Landmark judgment confirms local authorities may avoid putting all services out to tender
A landmark judgment has been handed down by the Supreme Court this
morning which confirms the extent to which public sector bodies
need comply with EU Directives and Regulations when placing
contracts for goods and services.
The Supreme Court in the case of
Harrow LBC (Brent LBC and LAML) v Risk Management
Partners Ltd (2011), has decided that a
contract does not need to go out to tender if that contract is with
an entity which is owned by the authority (in whole or in part) and
concerned only with delivering services to the local authority–
notwithstanding the Public Procurement Regulations 2006.

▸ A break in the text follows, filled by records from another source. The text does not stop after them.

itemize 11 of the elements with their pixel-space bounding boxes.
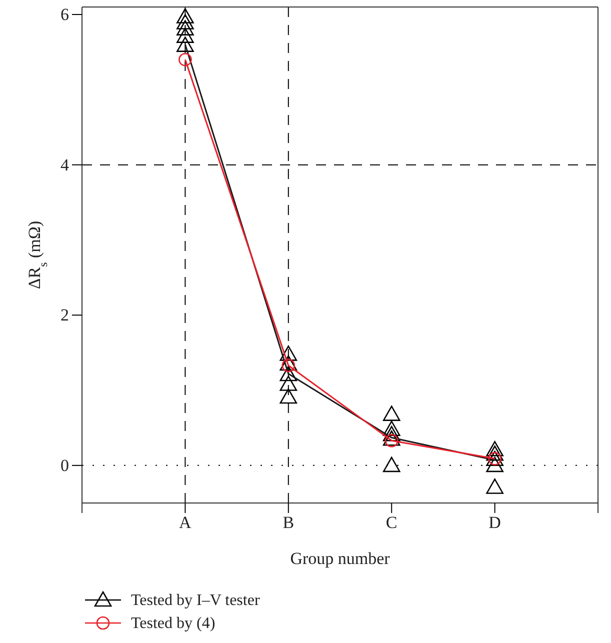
legend-label: Tested by I–V tester: [131, 592, 260, 609]
x-tick-label: B: [282, 513, 294, 532]
y-tick-label: 2: [60, 306, 69, 325]
legend-label: Tested by (4): [131, 615, 216, 632]
y-tick-label: 0: [60, 456, 69, 475]
x-tick-label: D: [488, 513, 501, 532]
x-tick-label: A: [179, 513, 192, 532]
y-tick-label: 4: [60, 155, 70, 174]
x-tick-label: C: [386, 513, 398, 532]
x-axis-title: Group number: [290, 549, 390, 568]
y-tick-label: 6: [60, 4, 69, 24]
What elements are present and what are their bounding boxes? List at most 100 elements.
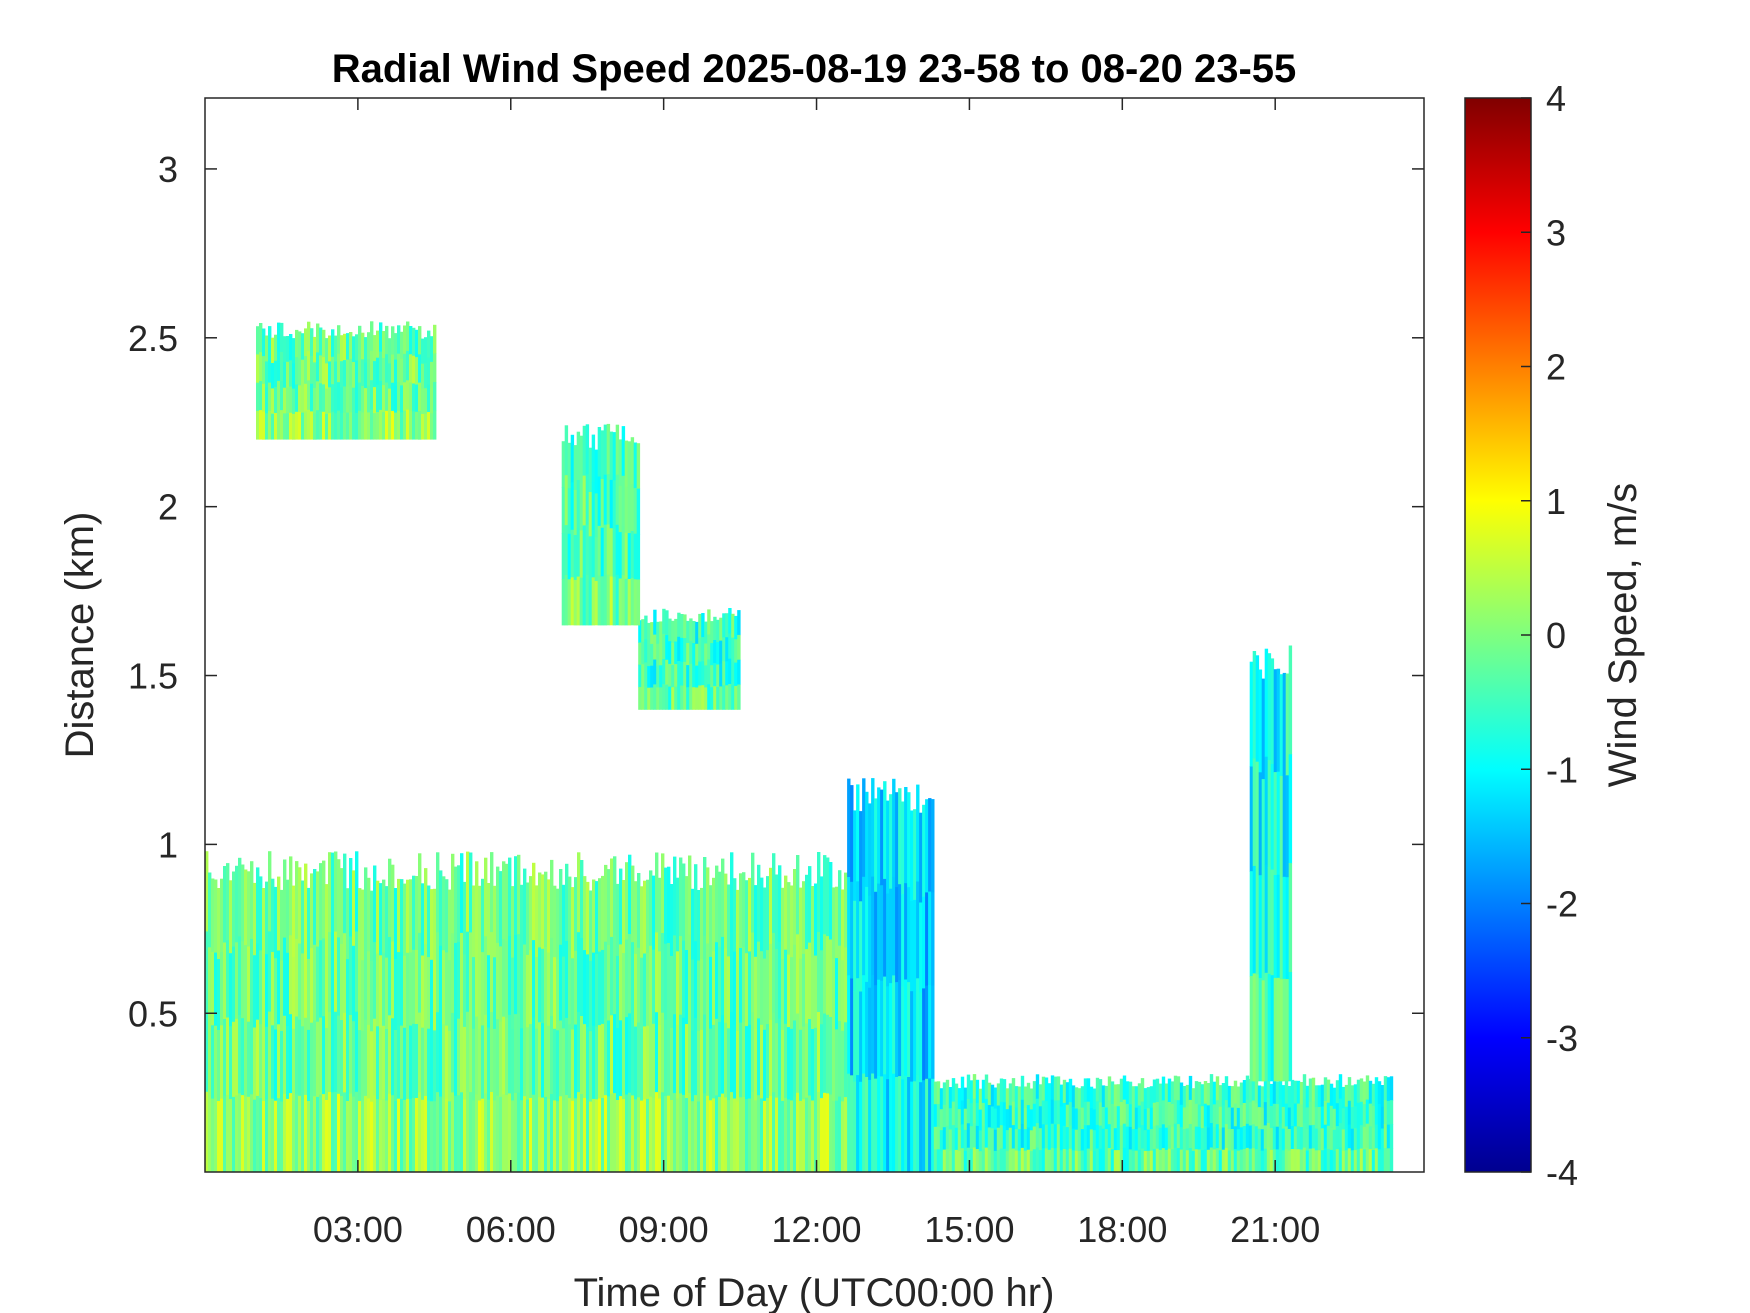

This ruling – which is a reversal of the High
Court and Court of Appeal rulings and is the final judgment in a
case that has run over four years – permits such authorities to
avoid procurement laws altogether, subject to certain
conditions.
Further, the judgment stated that the
contracting authority can be one of several members of the
entity/company and so for these purposes, collective control will
suffice and no one authority need have a controlling interest in
the traditional sense.
Michael Green, partner at law firm Weightmans
LLP, who advised and represented both Harrow LBC and LAML
throughout the case and said:
“This ruling provides certainty on how the
Procurement Regulations will be applied.
“The Supreme Court decided that the EU
directive on procurement was never intended to protect the private
sector and this ruling could now pave the way for public sector
bodies to join together and deliver shared services in a wider
context
Facts of the case
Harrow London Borough, acting in collaboration
with a number of other local authorities, had established and
capitalised a mutual insurance company (LAML). It awarded
insurance contracts to the newly formed mutual without running any
procurement exercise.
The respondent Risk Management Partners,
brought proceedings challenging the right of Harrow and other local
authorities to provide this service from their own resources and
award contracts without any competitive tendering process.
It contended, among other things, that this
constituted a breach of the EU Procurement Directive requirement
and the Regulations that major contracts for such services be
subjected to competitive third party tender.
Issues
Harrow LBC contended that its actions meant it
fell out with the Regulations due to the Teckal exemption,
established by EU case of Teckal srl v. Comune di Viano and
Azienda Gas-Acqua Consorziale (AGAC) di Reggio Emilia (C-107/98)
[1999] ECR I-8121.
Harrow contended this case and other ECJ case
authorities permitted Local Authorities cooperating to provide
themselves with, in this case, insurance coverage as a way of
excluding themselves from the obligations conferred by the EU
Procurement Directive and the Public Procurement Regulations
2006.
Harrow argued it was able to avoid the
provisions of the regulations and was not compelled to put out to
tender a contract for the provision of insurance services. This
view has now been endorsed by the Supreme Court.
Ramifications
Michael Green explained that the judgment
could have a significant impact for the public sector.
“The judgment may advance the ability of
public sector bodies to cooperate and deliver shared services
without the need to run formal procurement exercises, allowing them
to keep delivery of such services in house.”